I watched a documentary about Roger Corman last night: Corman's World: Exploits of a Hollywood Rebel (2011). Corman, of course, is the shock/exploitation producer/director of 400 films, including the great 1960's Edgar Allen Poe adaptations The Fall of the House of Usher, The Pit and the Pendelum, The Raven, The Tomb of Ligeia... my favorite being The Masque of the Red Death, which I saw when it was first run in 1964. It made a huge impression on me; to this day it's still one of my favorite horror films. I didn't see it again until 1981; it was the kind of thing where I wondered for years, "Was that film as good as it seemed, or was it just that I was a kid and was easily impressed?" I was happy to discover that, yes, it was as good as I remembered.

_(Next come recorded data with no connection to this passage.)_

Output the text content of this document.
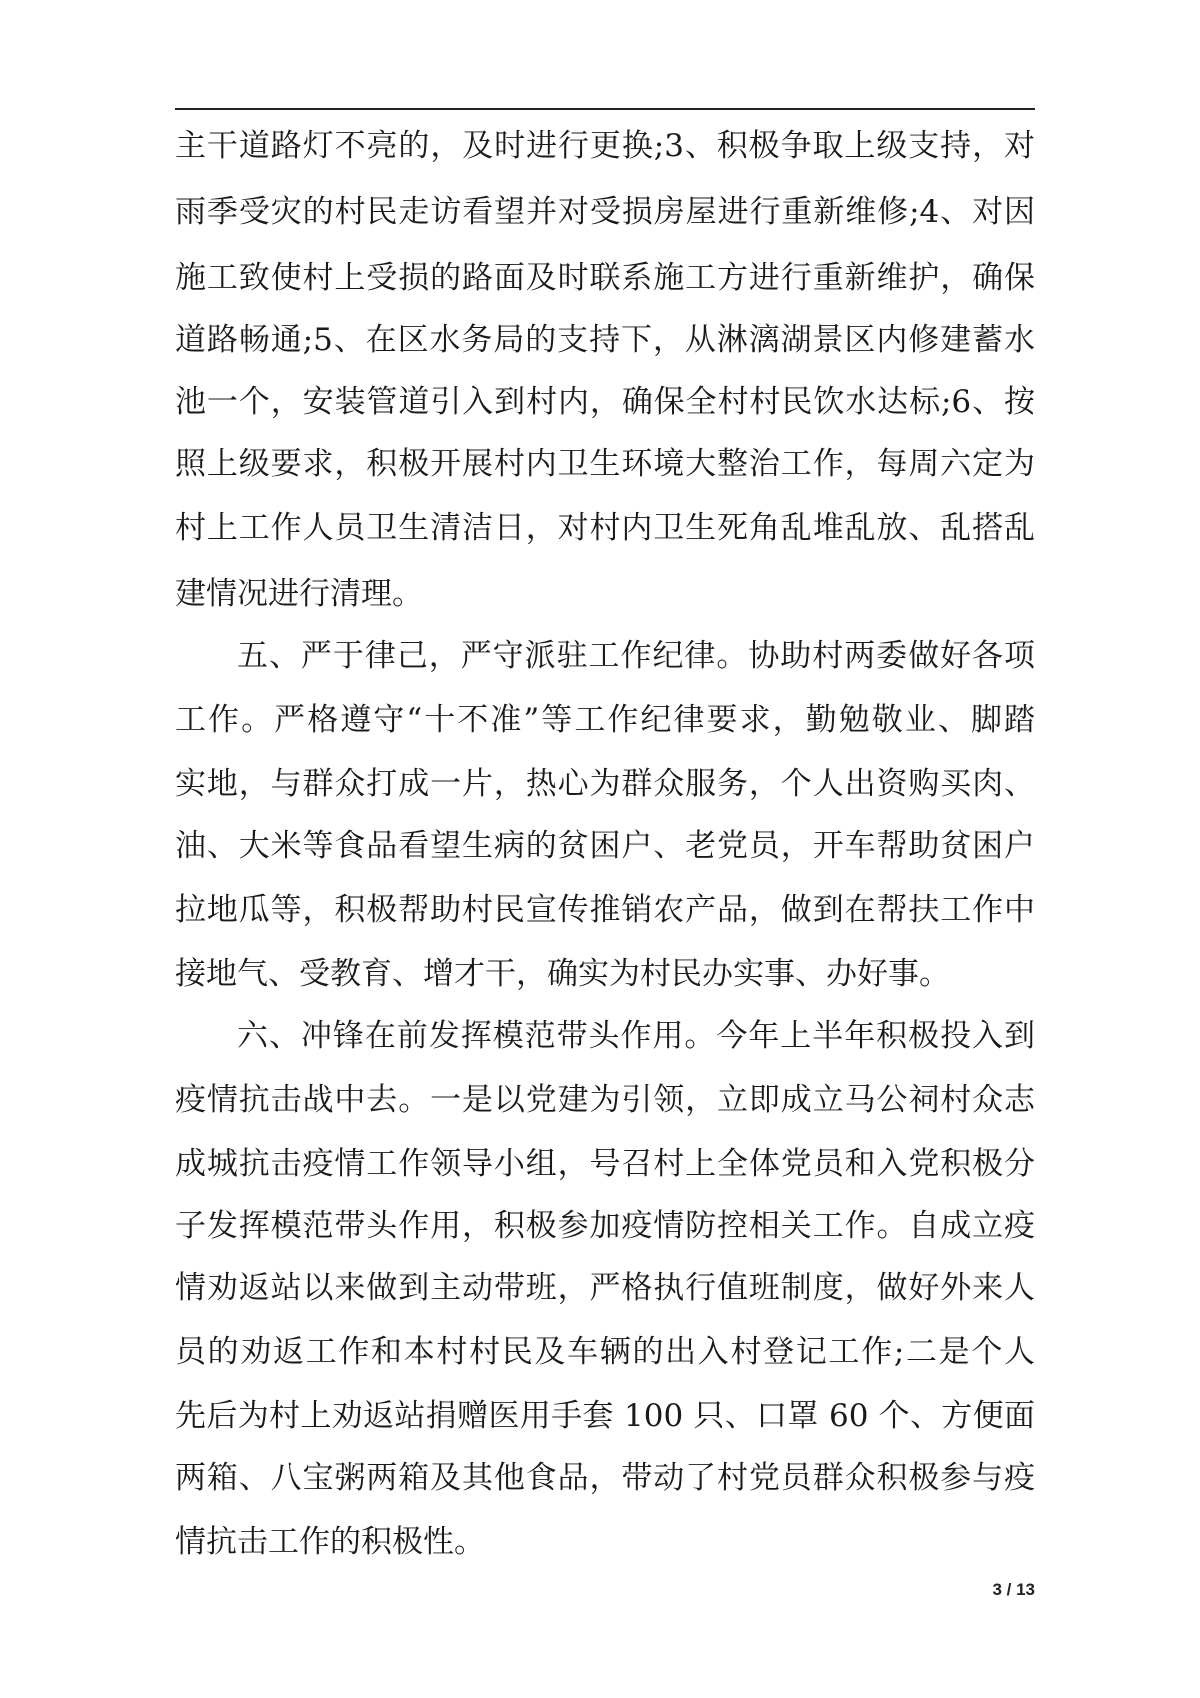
主干道路灯不亮的，及时进行更换;3、积极争取上级支持，对
雨季受灾的村民走访看望并对受损房屋进行重新维修;4、对因
施工致使村上受损的路面及时联系施工方进行重新维护，确保
道路畅通;5、在区水务局的支持下，从淋漓湖景区内修建蓄水
池一个，安装管道引入到村内，确保全村村民饮水达标;6、按
照上级要求，积极开展村内卫生环境大整治工作，每周六定为
村上工作人员卫生清洁日，对村内卫生死角乱堆乱放、乱搭乱
建情况进行清理。
五、严于律己，严守派驻工作纪律。协助村两委做好各项
工作。严格遵守“十不准”等工作纪律要求，勤勉敬业、脚踏
实地，与群众打成一片，热心为群众服务，个人出资购买肉、
油、大米等食品看望生病的贫困户、老党员，开车帮助贫困户
拉地瓜等，积极帮助村民宣传推销农产品，做到在帮扶工作中
接地气、受教育、增才干，确实为村民办实事、办好事。
六、冲锋在前发挥模范带头作用。今年上半年积极投入到
疫情抗击战中去。一是以党建为引领，立即成立马公祠村众志
成城抗击疫情工作领导小组，号召村上全体党员和入党积极分
子发挥模范带头作用，积极参加疫情防控相关工作。自成立疫
情劝返站以来做到主动带班，严格执行值班制度，做好外来人
员的劝返工作和本村村民及车辆的出入村登记工作;二是个人
先后为村上劝返站捐赠医用手套 100 只、口罩 60 个、方便面
两箱、八宝粥两箱及其他食品，带动了村党员群众积极参与疫
情抗击工作的积极性。
3 / 13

My childhood friend Jimmy's sister Kathy took us to see it when we were eight. We got to choose between this film or a Frankenstein movie. Kathy, a huge fan of the Beatles, wanted to see this film because Jane Asher, Paul McCartney's then girlfriend, was in it. She was sizing up the competition! That and the fact that the poster art for this film was much more lurid than the one for the Frankenstein one, so we chose Masque.
I've always liked the climatic Dance of Death in this one. It's eerie.
In the documentary it was pointed out - accurately, I think - that with the arrival of the sensationalist Jaws in 1975, mainstream Hollywood had pretty much turned to Corman's way of thinking and had started to produce Cormanesque films of their own - with much bigger budgets. Quentin Tarantino, who knows a thing or two about exploitation films, credits Corman with setting much of the current tone in Hollywood.
Another good Corman film: A Bucket of Blood (1959), a horror/comedy/Beatnik/film noir hybrid. It is, I think, utterly unique. As I recall, there is one shot of the city where the action takes place that is just amazing, the perfect dreary and blighted urban environment in the half light of dusk or dawn - we film noir buffs go for that sort of thing. Hmmm. I may have to watch this one again...
You have got to admire Roger Corman's knack for making money taking advantage of the zeitgeist. In the 1960's, when the Youth Culture was being endlessly discussed, he presented Wild in the Streets (1968). The plot: A 22 year old rock star gets to the Oval Office based on his call for votes for fourteen year-olds. It stars Shelly Winters, whose volume and bombast perfectly suit the material. The amusing ending: A twelve year old resents being told what to do by a fourteen year old, The Man, and plots a social upheaval. Votes for twelve year olds! Hahaha!
Another Corman masterpiece: Gas - or - It Became Necessary to Destroy the World in Order to Save It (1970 - note the Vietnam War phrase reference in the title). The plot? A gas is let loose upon the world that kills anyone over 25 years old. Brilliant!
I also watched a Globe Trekker travelogue last night: Megan McCormick in London. It was okay.